Liverpool City Councillor for Princes Park
- In office 4 May 2006 – 4 May 2023
- Preceded by: Mohamed Ali
- Majority: 1,808 (66.1%)

Personal details
- Born: Toxteth, Liverpool, England
- Party: Liverpool Community Independents
- Other political affiliations: Labour (until 2021)
- Alma mater: University of Warwick University of Liverpool University of Chester University of Newcastle
- Website: annarothery.wordpress.com

= Anna Rothery =

Former Lord Mayor of Liverpool

Anna Rothery is a British politician who served as the Lord Mayor of Liverpool from September 2019 to May 2021.

== Early life ==
Rothery is a daughter of Bernadette and Hubert George Rothery. She was born and raised at Belvidere Road in the city of Liverpool in the 1950s.

Anna's father died when she was a child and her mother had to take care of Anna and her three siblings.

Rothery was educated at Granby Street Primary School, St Silas Junior School, and Paddington Comprehensive School. She studied sociology, psychology and law at University. She earned a master's degree in Business and Regeneration.

== Career ==
Since 2006, Rothery has represented the Princes Park ward in the Parliamentary constituency of Liverpool Riverside.

From 2010 to 2013, she was the Chair of the Culture, Tourism and Sport select committee in Liverpool.

Rothery became the first councillor of Liverpool to speak at the United Nations in Geneva on Religious, Linguistic and Cultural differences in 2012. She is the North West Ambassador for the British Institute for Human Rights, and is a member of various different groups, such as Merseyside Common Purpose and Operation Black Vote, a scheme which aims to get more Black, Asian and minority ethnic people into politics. She is the Programme Coordinator for Migrant Workers North West.

=== Lord Mayor of Liverpool ===
In September 2019, Rothery became the first black Lord Mayor in the history of the city of Liverpool after her predecessor resigned. This is a civic role and is bestowed on the individual by the city's Mayor, rather than being an elected role. During her term as Lord Mayor, Anna fundraised for local charities, including Anthony Walker Foundation, LCR Pride Foundation and Merseyside Somali Association.

=== Candidacy for Mayor of Liverpool ===
In 2021, she was shortlisted as one of three candidates to be the Labour Party's candidate for Mayor of Liverpool, alongside former deputy mayor Ann O'Byrne and acting mayor Wendy Simon, following the announcement by incumbent Joe Anderson that he would not run for re-election. On 14 February 2021, Rothery announced via Twitter that, if elected, she would campaign to scrap the mayoral model in Liverpool. O'Byrne and Simon also announced that they intended to campaign to scrap the mayoral model.

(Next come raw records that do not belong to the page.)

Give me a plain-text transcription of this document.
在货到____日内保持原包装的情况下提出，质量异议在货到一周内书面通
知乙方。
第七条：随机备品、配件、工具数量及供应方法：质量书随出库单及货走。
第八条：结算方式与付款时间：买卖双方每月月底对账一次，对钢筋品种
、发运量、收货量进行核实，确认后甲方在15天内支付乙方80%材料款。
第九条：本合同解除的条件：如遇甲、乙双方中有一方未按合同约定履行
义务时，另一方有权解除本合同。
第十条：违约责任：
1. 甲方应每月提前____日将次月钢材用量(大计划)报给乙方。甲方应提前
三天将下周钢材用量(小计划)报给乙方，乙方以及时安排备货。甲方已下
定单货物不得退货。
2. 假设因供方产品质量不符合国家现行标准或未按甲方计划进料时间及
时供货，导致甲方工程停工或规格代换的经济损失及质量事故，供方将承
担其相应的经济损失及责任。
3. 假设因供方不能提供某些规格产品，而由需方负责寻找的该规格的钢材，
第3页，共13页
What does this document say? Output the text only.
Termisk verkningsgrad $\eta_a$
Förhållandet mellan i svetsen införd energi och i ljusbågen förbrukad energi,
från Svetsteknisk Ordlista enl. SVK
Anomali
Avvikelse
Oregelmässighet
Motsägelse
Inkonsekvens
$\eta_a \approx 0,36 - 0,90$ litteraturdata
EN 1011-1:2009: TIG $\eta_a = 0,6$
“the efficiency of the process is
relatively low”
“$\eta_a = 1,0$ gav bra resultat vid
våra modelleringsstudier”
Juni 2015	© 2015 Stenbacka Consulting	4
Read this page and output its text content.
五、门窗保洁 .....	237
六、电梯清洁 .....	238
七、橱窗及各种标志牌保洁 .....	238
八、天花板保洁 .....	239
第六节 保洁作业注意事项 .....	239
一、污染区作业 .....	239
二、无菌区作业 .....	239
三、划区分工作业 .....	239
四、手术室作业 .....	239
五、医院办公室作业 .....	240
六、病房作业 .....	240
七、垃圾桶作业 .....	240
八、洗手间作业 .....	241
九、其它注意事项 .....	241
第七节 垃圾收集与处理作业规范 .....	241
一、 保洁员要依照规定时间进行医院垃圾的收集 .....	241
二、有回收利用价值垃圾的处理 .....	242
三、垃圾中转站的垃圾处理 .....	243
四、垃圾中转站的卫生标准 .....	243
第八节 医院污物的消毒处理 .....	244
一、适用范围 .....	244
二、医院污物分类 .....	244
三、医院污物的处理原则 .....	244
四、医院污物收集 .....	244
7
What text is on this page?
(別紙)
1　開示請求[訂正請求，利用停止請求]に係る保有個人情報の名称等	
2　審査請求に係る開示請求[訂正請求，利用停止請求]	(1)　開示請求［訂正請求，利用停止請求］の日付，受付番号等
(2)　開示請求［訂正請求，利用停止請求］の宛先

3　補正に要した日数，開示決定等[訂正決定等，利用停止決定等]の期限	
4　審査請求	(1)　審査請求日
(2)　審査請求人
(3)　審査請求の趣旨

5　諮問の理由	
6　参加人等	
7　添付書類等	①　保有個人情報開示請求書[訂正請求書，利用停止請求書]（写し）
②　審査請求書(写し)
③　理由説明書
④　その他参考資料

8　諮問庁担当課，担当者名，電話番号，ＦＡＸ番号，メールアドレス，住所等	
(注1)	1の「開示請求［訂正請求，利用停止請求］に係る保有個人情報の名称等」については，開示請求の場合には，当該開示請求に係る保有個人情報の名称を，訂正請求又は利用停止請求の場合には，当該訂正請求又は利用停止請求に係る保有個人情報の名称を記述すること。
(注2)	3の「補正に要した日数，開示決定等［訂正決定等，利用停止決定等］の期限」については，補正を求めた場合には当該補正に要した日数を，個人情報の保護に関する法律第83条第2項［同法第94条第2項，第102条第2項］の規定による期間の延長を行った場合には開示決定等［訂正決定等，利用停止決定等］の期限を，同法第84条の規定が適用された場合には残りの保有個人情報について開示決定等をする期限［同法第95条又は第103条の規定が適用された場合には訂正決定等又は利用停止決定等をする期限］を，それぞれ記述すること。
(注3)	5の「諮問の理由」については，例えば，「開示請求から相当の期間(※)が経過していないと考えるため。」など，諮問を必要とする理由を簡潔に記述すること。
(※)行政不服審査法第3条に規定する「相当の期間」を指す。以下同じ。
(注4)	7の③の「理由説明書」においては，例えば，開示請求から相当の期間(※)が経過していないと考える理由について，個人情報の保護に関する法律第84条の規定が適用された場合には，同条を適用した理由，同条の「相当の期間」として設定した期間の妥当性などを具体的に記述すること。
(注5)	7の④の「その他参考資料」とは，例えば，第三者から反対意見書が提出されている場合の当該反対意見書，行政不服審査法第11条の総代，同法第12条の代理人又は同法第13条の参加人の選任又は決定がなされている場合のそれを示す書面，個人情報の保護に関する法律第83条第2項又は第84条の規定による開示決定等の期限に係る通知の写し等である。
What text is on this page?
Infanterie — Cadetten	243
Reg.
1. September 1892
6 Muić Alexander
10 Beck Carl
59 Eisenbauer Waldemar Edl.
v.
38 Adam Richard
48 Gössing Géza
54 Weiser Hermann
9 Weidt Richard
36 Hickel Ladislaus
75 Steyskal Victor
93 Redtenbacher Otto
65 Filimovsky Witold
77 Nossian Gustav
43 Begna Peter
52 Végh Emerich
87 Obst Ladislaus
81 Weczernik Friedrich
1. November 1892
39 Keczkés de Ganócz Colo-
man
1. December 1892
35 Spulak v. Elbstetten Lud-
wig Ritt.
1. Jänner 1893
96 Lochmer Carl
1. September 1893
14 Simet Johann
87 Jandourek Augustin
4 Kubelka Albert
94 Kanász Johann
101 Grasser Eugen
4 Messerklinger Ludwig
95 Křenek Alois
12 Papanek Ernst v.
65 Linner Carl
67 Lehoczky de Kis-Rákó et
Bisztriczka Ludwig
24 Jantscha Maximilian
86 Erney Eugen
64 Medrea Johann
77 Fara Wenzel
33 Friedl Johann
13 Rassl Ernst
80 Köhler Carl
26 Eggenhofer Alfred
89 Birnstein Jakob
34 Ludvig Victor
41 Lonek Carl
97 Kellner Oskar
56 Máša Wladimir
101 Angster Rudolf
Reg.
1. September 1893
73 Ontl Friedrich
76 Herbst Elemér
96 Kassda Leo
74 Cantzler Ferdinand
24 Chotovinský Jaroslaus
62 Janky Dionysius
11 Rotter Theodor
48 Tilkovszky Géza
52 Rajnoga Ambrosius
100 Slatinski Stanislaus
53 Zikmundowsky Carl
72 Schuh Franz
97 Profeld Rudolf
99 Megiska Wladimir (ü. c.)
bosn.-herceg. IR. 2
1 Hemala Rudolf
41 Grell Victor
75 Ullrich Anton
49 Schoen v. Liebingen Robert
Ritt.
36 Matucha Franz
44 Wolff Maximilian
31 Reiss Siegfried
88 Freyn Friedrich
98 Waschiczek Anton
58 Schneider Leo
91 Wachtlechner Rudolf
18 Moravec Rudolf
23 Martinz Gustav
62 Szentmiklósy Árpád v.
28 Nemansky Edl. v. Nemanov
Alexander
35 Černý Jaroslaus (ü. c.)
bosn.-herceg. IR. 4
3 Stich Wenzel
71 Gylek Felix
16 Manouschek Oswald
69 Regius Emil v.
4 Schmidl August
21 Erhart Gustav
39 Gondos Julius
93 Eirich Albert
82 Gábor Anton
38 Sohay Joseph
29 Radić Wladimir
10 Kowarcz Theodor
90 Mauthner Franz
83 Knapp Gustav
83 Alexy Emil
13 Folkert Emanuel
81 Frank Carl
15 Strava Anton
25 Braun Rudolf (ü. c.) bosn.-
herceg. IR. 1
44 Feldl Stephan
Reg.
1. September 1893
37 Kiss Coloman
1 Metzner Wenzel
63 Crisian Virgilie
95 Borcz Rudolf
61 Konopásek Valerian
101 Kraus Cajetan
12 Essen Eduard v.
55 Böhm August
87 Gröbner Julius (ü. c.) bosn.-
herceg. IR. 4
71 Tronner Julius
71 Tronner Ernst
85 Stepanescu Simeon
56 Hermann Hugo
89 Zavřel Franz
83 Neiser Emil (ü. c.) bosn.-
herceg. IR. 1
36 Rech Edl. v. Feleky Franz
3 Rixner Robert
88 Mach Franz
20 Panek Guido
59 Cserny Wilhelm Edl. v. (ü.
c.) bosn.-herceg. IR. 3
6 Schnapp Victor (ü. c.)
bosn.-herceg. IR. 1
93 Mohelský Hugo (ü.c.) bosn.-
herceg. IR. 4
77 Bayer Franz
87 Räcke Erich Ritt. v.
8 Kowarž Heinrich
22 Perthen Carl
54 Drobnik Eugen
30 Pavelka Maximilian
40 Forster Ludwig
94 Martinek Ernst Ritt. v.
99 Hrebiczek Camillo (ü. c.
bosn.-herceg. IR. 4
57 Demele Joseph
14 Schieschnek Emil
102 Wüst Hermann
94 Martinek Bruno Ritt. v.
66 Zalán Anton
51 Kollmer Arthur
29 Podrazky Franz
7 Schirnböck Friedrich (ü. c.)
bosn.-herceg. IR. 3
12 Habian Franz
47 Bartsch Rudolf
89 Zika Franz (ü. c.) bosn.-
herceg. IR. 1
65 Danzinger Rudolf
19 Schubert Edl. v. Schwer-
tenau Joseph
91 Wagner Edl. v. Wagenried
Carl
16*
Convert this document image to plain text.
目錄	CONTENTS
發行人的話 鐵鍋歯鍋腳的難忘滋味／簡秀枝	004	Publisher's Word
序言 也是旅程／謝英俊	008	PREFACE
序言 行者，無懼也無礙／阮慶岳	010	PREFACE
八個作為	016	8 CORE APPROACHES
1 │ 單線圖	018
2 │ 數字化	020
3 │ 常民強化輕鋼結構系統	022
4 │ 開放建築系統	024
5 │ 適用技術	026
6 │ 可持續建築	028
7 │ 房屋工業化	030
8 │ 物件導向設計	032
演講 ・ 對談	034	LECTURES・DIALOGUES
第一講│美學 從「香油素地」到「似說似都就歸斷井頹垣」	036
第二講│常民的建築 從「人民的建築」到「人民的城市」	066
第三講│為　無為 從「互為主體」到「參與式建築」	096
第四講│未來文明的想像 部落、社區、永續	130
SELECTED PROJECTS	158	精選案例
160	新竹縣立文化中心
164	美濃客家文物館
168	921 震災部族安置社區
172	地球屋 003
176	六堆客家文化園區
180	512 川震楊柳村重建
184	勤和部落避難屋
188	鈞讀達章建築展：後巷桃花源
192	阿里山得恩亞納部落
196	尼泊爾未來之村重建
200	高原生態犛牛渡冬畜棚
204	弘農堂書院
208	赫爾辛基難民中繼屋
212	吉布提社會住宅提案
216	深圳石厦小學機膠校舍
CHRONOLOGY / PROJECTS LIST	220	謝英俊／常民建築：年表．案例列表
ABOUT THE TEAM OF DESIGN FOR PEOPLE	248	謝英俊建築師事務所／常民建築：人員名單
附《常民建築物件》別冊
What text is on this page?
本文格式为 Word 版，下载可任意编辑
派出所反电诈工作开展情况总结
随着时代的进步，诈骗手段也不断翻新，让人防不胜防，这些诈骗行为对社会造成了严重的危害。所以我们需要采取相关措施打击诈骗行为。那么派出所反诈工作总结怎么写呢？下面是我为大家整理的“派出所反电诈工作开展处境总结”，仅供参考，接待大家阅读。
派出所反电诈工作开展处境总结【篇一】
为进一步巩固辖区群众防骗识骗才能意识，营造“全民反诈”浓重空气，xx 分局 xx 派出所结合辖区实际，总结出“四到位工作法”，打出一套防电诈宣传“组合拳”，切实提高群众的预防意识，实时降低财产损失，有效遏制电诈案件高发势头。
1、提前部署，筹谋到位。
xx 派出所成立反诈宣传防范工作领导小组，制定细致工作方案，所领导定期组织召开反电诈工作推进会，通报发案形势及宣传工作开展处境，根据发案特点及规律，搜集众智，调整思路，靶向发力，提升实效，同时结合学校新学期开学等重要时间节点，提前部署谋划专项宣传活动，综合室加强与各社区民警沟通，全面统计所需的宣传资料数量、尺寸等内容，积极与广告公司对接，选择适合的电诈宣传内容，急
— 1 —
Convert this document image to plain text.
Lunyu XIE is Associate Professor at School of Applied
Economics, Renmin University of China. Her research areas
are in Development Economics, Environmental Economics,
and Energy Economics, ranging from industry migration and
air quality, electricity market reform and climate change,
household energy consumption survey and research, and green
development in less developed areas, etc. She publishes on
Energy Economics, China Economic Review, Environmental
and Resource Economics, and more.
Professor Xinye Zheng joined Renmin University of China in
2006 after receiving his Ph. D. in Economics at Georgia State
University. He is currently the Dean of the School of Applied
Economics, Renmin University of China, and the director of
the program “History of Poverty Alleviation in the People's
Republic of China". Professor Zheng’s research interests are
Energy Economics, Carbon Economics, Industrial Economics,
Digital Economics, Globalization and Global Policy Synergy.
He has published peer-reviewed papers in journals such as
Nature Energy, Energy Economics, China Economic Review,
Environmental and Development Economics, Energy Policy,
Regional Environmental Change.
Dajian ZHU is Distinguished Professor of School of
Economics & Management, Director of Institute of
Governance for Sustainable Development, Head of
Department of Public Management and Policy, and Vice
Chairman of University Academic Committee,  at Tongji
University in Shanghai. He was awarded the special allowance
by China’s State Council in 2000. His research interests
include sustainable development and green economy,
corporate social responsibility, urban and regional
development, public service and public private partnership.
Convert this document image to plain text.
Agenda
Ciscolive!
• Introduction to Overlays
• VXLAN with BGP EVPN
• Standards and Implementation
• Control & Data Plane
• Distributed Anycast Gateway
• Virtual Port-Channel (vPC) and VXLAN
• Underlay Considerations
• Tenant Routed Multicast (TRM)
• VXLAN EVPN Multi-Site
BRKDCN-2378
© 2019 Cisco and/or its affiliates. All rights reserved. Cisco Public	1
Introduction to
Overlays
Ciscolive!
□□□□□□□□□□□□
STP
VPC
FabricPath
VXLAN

On 17 February, Rothery, Simon and O'Byrne were told that they would be reinterviewed, sparking claims of a stitch-up by the Labour Party establishment. Six days later, all three were scrapped as candidates and told not to reapply. In a statement, Rothery said: "I welcomed the deviation last week from the formal National Executive Committee process to include more scrutiny of candidates but not to remove transparency and accountability from the process. I hope party HQ sees the outrage its decision has caused across our city and the harm it is doing to our party's reputation and changes course. If the decision stands, then I will be left with no choice but to challenge it legally."

On 6 March, Rothery announced that she was suing the Labour Party. The case was rejected and she was ordered to pay £65,000 to cover Labour's legal costs. Rothery said she was disappointed with the outcome.

=== Post Labour Party ===
On 23 November 2021 she announced her resignation from the Labour Party due to the national leadership "failing in its duty to effectively oppose the government's attacks on our people" and being "more interested carrying out internal party vendettas than standing up for our people, our black community and our LGBTQIA community". She indicated her intention to remain as an Independent member of Liverpool Council.

From 2022 to 2023 Rothery was the registered leader of the political party "Liverpool Community Independents", standing down after being named in as one of the Liverpool City Council councillors found to have evaded their parking fines.